Wednesday, May 23, 2007

you held your breath and the door for me

Yesterday was a much better day. I am really taking this "I choose me" thing yesterday to heart. Not when I find a new house. Not when I sell my current house. Not when I decide to run again. I choose today. I choose me.

Eating was much better yesterday. I didn't count, but it was better. I had my usual Starbucks drink for breakfast. Around noon, I had a peanut butter and jelly sandwich. Around 3, I had a turkey sub from subway. Then for dinner I had a smoked sausage on a wheat bun and an ear of corn. Then an ice cream cone.

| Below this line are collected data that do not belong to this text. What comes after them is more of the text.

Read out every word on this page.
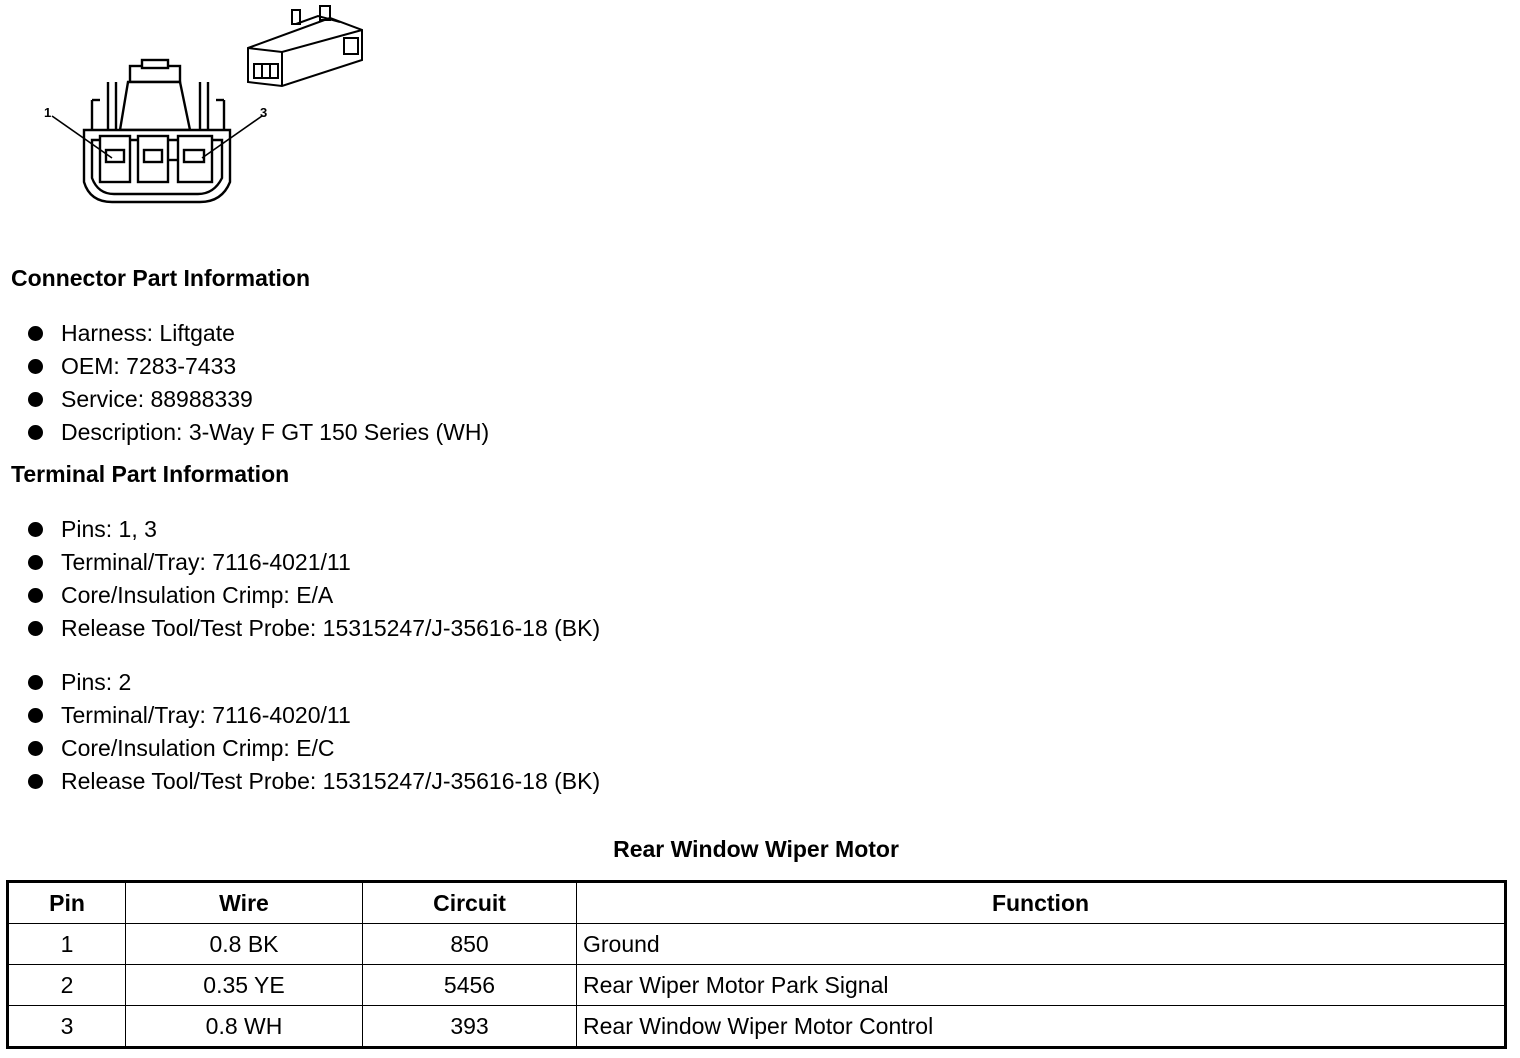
1	3
Connector Part Information
Harness: Liftgate
OEM: 7283-7433
Service: 88988339
Description: 3-Way F GT 150 Series (WH)
Terminal Part Information
Pins: 1, 3
Terminal/Tray: 7116-4021/11
Core/Insulation Crimp: E/A
Release Tool/Test Probe: 15315247/J-35616-18 (BK)
Pins: 2
Terminal/Tray: 7116-4020/11
Core/Insulation Crimp: E/C
Release Tool/Test Probe: 15315247/J-35616-18 (BK)
Rear Window Wiper Motor
Pin	Wire	Circuit	Function
1	0.8 BK	850	Ground
2	0.35 YE	5456	Rear Wiper Motor Park Signal
3	0.8 WH	393	Rear Window Wiper Motor Control
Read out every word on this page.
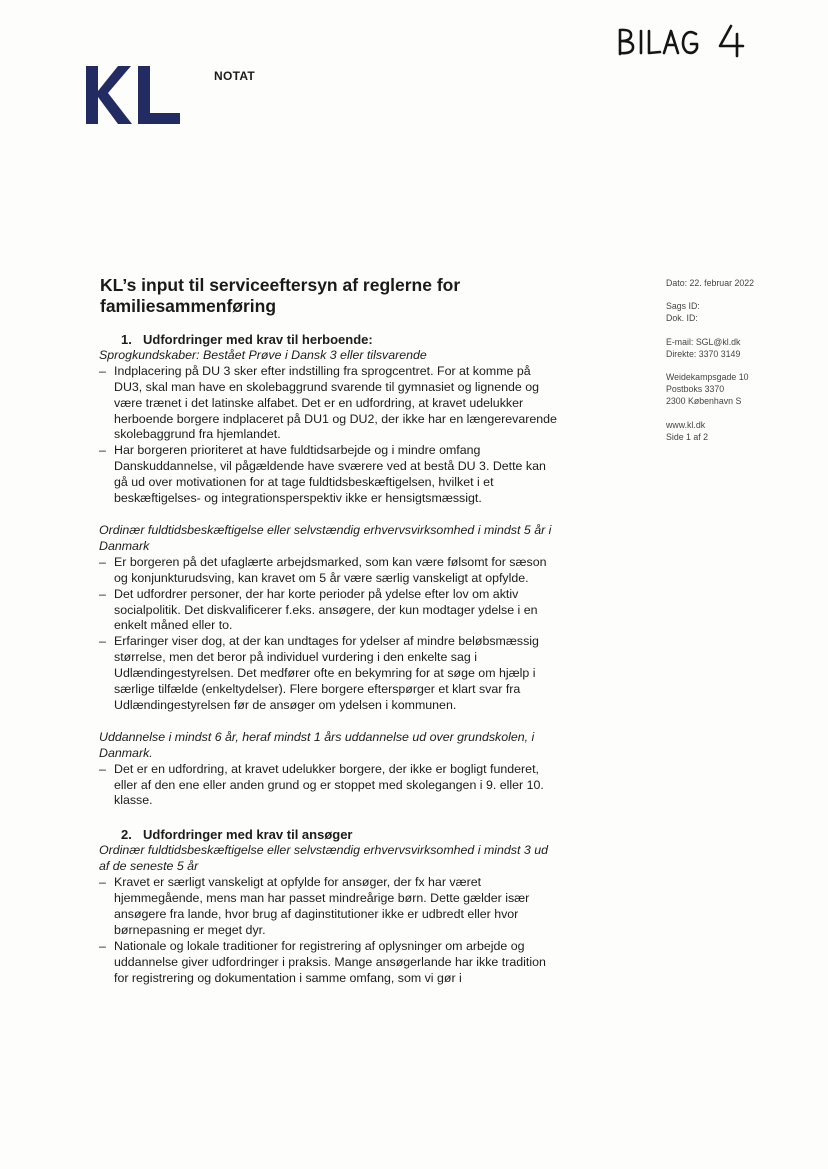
NOTAT
KL’s input til serviceeftersyn af reglerne for familiesammenføring
Dato: 22. februar 2022
Sags ID:
Dok. ID:
E-mail: SGL@kl.dk
Direkte: 3370 3149
Weidekampsgade 10
Postboks 3370
2300 København S
www.kl.dk
Side 1 af 2
1. Udfordringer med krav til herboende:
Sprogkundskaber: Bestået Prøve i Dansk 3 eller tilsvarende
– Indplacering på DU 3 sker efter indstilling fra sprogcentret. For at komme på DU3, skal man have en skolebaggrund svarende til gymnasiet og lignende og være trænet i det latinske alfabet. Det er en udfordring, at kravet udelukker herboende borgere indplaceret på DU1 og DU2, der ikke har en længerevarende skolebaggrund fra hjemlandet.
– Har borgeren prioriteret at have fuldtidsarbejde og i mindre omfang Danskuddannelse, vil pågældende have sværere ved at bestå DU 3. Dette kan gå ud over motivationen for at tage fuldtidsbeskæftigelsen, hvilket i et beskæftigelses- og integrationsperspektiv ikke er hensigtsmæssigt.
Ordinær fuldtidsbeskæftigelse eller selvstændig erhvervsvirksomhed i mindst 5 år i Danmark
– Er borgeren på det ufaglærte arbejdsmarked, som kan være følsomt for sæson og konjunkturudsving, kan kravet om 5 år være særlig vanskeligt at opfylde.
– Det udfordrer personer, der har korte perioder på ydelse efter lov om aktiv socialpolitik. Det diskvalificerer f.eks. ansøgere, der kun modtager ydelse i en enkelt måned eller to.
– Erfaringer viser dog, at der kan undtages for ydelser af mindre beløbsmæssig størrelse, men det beror på individuel vurdering i den enkelte sag i Udlændingestyrelsen. Det medfører ofte en bekymring for at søge om hjælp i særlige tilfælde (enkeltydelser). Flere borgere efterspørger et klart svar fra Udlændingestyrelsen før de ansøger om ydelsen i kommunen.
Uddannelse i mindst 6 år, heraf mindst 1 års uddannelse ud over grundskolen, i Danmark.
– Det er en udfordring, at kravet udelukker borgere, der ikke er bogligt funderet, eller af den ene eller anden grund og er stoppet med skolegangen i 9. eller 10. klasse.
2. Udfordringer med krav til ansøger
Ordinær fuldtidsbeskæftigelse eller selvstændig erhvervsvirksomhed i mindst 3 ud af de seneste 5 år
– Kravet er særligt vanskeligt at opfylde for ansøger, der fx har været hjemmegående, mens man har passet mindreårige børn. Dette gælder især ansøgere fra lande, hvor brug af daginstitutioner ikke er udbredt eller hvor børnepasning er meget dyr.
– Nationale og lokale traditioner for registrering af oplysninger om arbejde og uddannelse giver udfordringer i praksis. Mange ansøgerlande har ikke tradition for registrering og dokumentation i samme omfang, som vi gør i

No snacking between meals, no cramming as many triscuits into my mouth as possible during American Idol, just responsible controlled eating. Go me!!

Things are progressing well with the potential to purchase a house at auction on Saturday. We have the financial okay from our lender, and we are getting the landscaping done on our current house in order to put it up for sale. This is all very exciting.

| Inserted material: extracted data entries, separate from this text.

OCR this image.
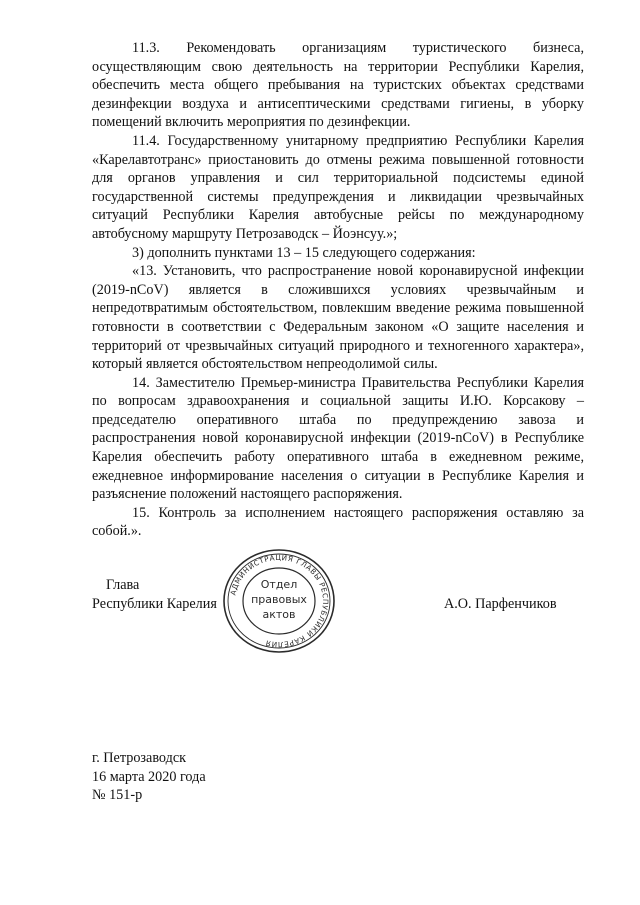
11.3. Рекомендовать организациям туристического бизнеса, осуществляющим свою деятельность на территории Республики Карелия, обеспечить места общего пребывания на туристских объектах средствами дезинфекции воздуха и антисептическими средствами гигиены, в уборку помещений включить мероприятия по дезинфекции.

11.4. Государственному унитарному предприятию Республики Карелия «Карелавтотранс» приостановить до отмены режима повышенной готовности для органов управления и сил территориальной подсистемы единой государственной системы предупреждения и ликвидации чрезвычайных ситуаций Республики Карелия автобусные рейсы по международному автобусному маршруту Петрозаводск – Йоэнсуу.»;

3) дополнить пунктами 13 – 15 следующего содержания:

«13. Установить, что распространение новой коронавирусной инфекции (2019-nCoV) является в сложившихся условиях чрезвычайным и непредотвратимым обстоятельством, повлекшим введение режима повышенной готовности в соответствии с Федеральным законом «О защите населения и территорий от чрезвычайных ситуаций природного и техногенного характера», который является обстоятельством непреодолимой силы.

14. Заместителю Премьер-министра Правительства Республики Карелия по вопросам здравоохранения и социальной защиты И.Ю. Корсакову – председателю оперативного штаба по предупреждению завоза и распространения новой коронавирусной инфекции (2019-nCoV) в Республике Карелия обеспечить работу оперативного штаба в ежедневном режиме, ежедневное информирование населения о ситуации в Республике Карелия и разъяснение положений настоящего распоряжения.

15. Контроль за исполнением настоящего распоряжения оставляю за собой.».

Глава
Республики Карелия	А.О. Парфенчиков
АДМИНИСТРАЦИЯ ГЛАВЫ РЕСПУБЛИКИ КАРЕЛИЯ
Отдел
правовых
актов
г. Петрозаводск
16 марта 2020 года
№ 151-р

Last night, I finished the book I was working on, Fat Girl by Judith Moore. I hate to say that I wasn't impressed. It just made me feel like crap. Moore discusses the reasons and complications of being fat as a child. I really had to make myself finish it. She had a terrible childhood. Abandoned by her father, living with her crazy abusive mother, dealing with the grandmother anyone would despise, and being on an almost constant diet from early childhood. I can imagine how a terrible childhood where eating was so strongly discouraged and so much of self-worth was put on weight could destroy any hope of healthy eating habits. I guess I'm saying that she has an excuse. She lived through so much crap related to being fat. She has an excuse to have issues with food.

And where does that leave me? No reason for food issues. I had an amazing childhood. I was competitive for academics and attention, but no more than other children are competitive. I have an amazing family. I had great friends from elementary school through graduate school. I have never gotten any outside influence to tell me that I am any less of a person because I am fat. Any message I have like that has come from inside me.

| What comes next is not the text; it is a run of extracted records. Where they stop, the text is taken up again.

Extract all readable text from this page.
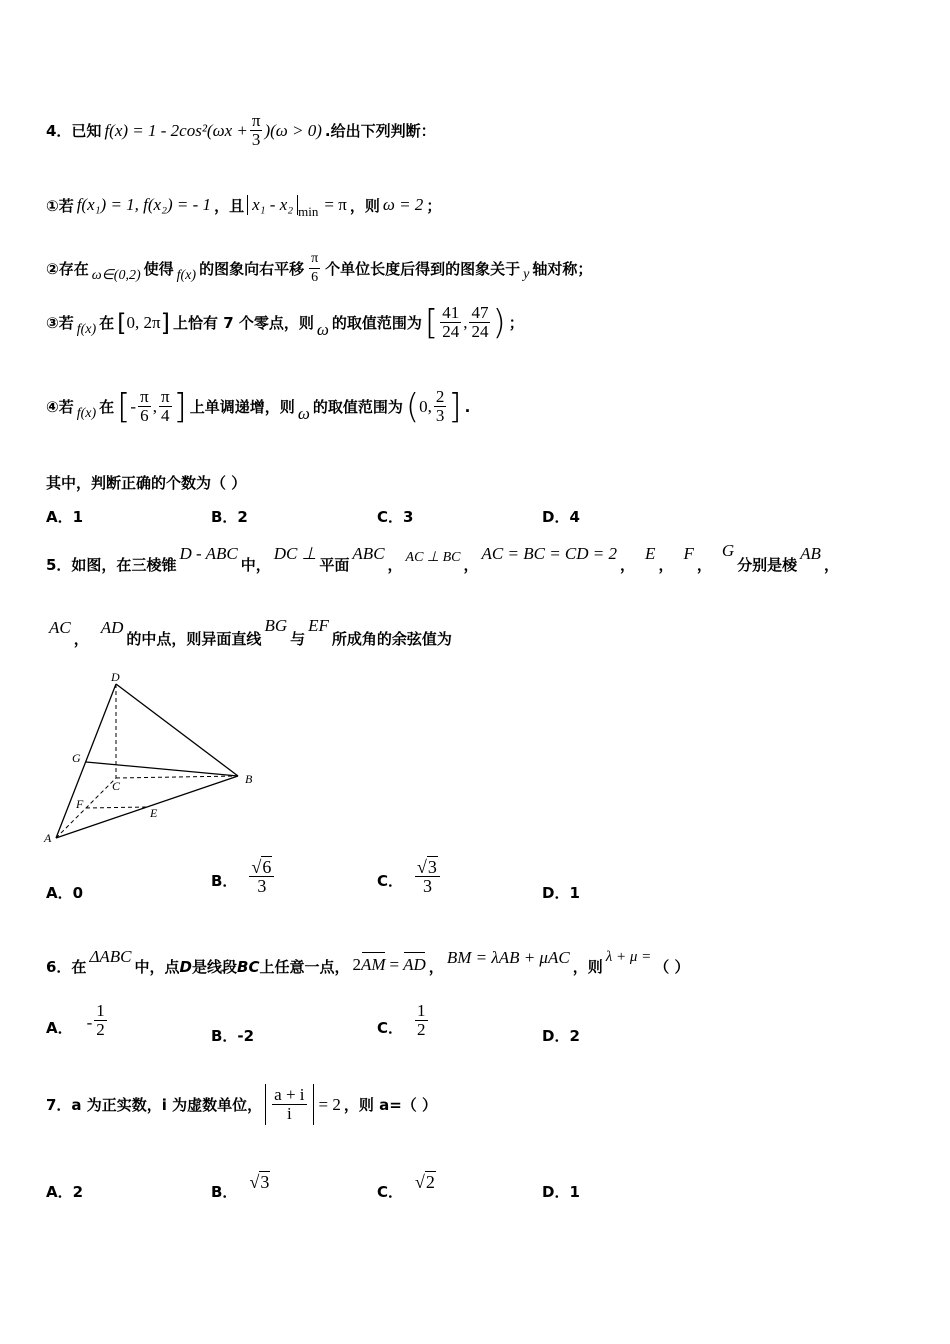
4．已知 $f(x) = 1 - 2\cos^2(\omega x + \frac{\pi}{3} )(\omega > 0)$ .给出下列判断：
①若 f(x₁) = 1, f(x₂) = - 1 ，且 x₁ - x₂ min = π ，则 ω = 2 ；
②存在 ω∈(0,2) 使得 f(x) 的图象向右平移 $\frac{\pi}{6}$ 个单位长度后得到的图象关于 y 轴对称；
③若 f(x) 在 [ 0, 2π ] 上恰有 7 个零点，则 ω 的取值范围为 [ $\frac{41}{24}$ , $\frac{47}{24}$ ) ；
④若 f(x) 在 [ - $\frac{\pi}{6}$ , $\frac{\pi}{4}$ ] 上单调递增，则 ω 的取值范围为 ( 0, $\frac{2}{3}$ ] .
其中，判断正确的个数为（ ）
A．1	B．2	C．3	D．4
5．如图，在三棱锥
D - ABC
中，
DC ⊥
平面
ABC
， AC ⊥ BC ，
AC = BC = CD = 2
，
E
，
F
，
G
分别是棱
AB
，
AC
，
AD
的中点，则异面直线
BG
与
EF
所成角的余弦值为
D
G
C	B
F
E
A
A．0
B． $\frac{√6}{3}$	C． $\frac{√3}{3}$	D．1
6．在
ΔABC
中，点 D 是线段 BC 上任意一点， 2 AM = AD ，
BM = λAB + μAC
，则
λ + μ =
（ ）
A． - $\frac{1}{2}$	B．-2	C． $\frac{1}{2}$	D．2
7．a 为正实数，i 为虚数单位， $\frac{a + i}{i} = 2$ ，则 a=（ ）
A．2	B．
√3
C．
√2
D．1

I believe that my food issues are about sin. I am seeing that through reading Sex God by Rob Bell. I'm not that far into it (I'm not feeling "heavy" reading right now), but in the opening chapter, he talks about how any relationship, to person or thing, is a reflection of my relationship with God. No matter what my issue, no matter what I think it is about, it is really about me and God. My relationship with my health? I am gluttonous and lazy. And the result of that is insecurity and a feeling of being unworthy of love, from God, myself, or anyone else. I am still having trouble giving that up. I want to fis it on my own. I want control. Strange that I feel out of control...

Thinking back, there have been times that I felt in control of my eating and my weight. The first time I can remember was my senior year in high school. I think it was at that point in my life that I realized that there was food that tasted good and was good for me. For lunch most days my senior year (unless there were Taco Boats), I brought a turkey sandwich, a banana, and s vanilla pudding snack pack. One of my friends would get an extra 2% milk as she went through line, and I was set. I loved my lunch. I never felt deprived or cheated.

College created so many healthy challenges for me. One of the biggest was the cafeteria. I didn't gain much more than the freshman 15, but that's because of all the hills I climbed walking to class. I never binged in the cafeteria, but there were some nights that my roommate and I would finish off a bag of Frito's Scoops and a can of cheese during some sappy movie that the roomie made us watch. My junior year of college, things changed for me. I was finally starting to get over a break-up that happened a year earlier (hi Tony!), and the way I got over that was exercise. The roomie and I would walk on the treadmill every day to watch a Wedding Story. (It's amazing what love-starved girls will do to get to verbally abuse the weddings of others.) Some days, I would go to the park and run. And most days I worked out in the weight room between classes, when no one else was there. I loved it. I loved the feeling of being in control of my body and my eating. I controlled my eating a month at a time. One month I gave up Taco Bell. The next month, I added french fries to the list. The next month I added all fried foods, then white bread then elevators. (Not really food, but it helped.) When Nathan and I started dating, I was 170. That is the lowest in my adult life. And I looked great.

How did I get from here to there? I don't know. Four years later, I went to Weight Watchers at 221. A year (and a wedding!) later, I was at 175. Somehow, three years later, I was 226 and back at Weight Watchers. 6 weeks later, I am here, and 224.

Wow. I posted my weight. That is huge. (Not the number, but the fact that I said it. Oh wait, yes, the number is also huge.)

Food plan:
B: Starbucks
L: Turkey sandwich, banana, vanilla pudding
D: something not fried at the Movie Tavern

Have a great Wednesday. And will someone send me the highlights from tonight's American Idol?

2 comments:

marie said...

choosing you rocks. i think that's the best way to put it.

interesting thoughts about relationships with God & it being reflected in your relationship with food. I guess food is the comfort factor with our inadequacies, etc. because food gives us that complete feeling, never judges and always accepts us, faults and all.

Too bad some of the choices aren't the best for us, is all....

Anonymous said...

lol... i am glad to know there is another geek like me (feels less lame that way)!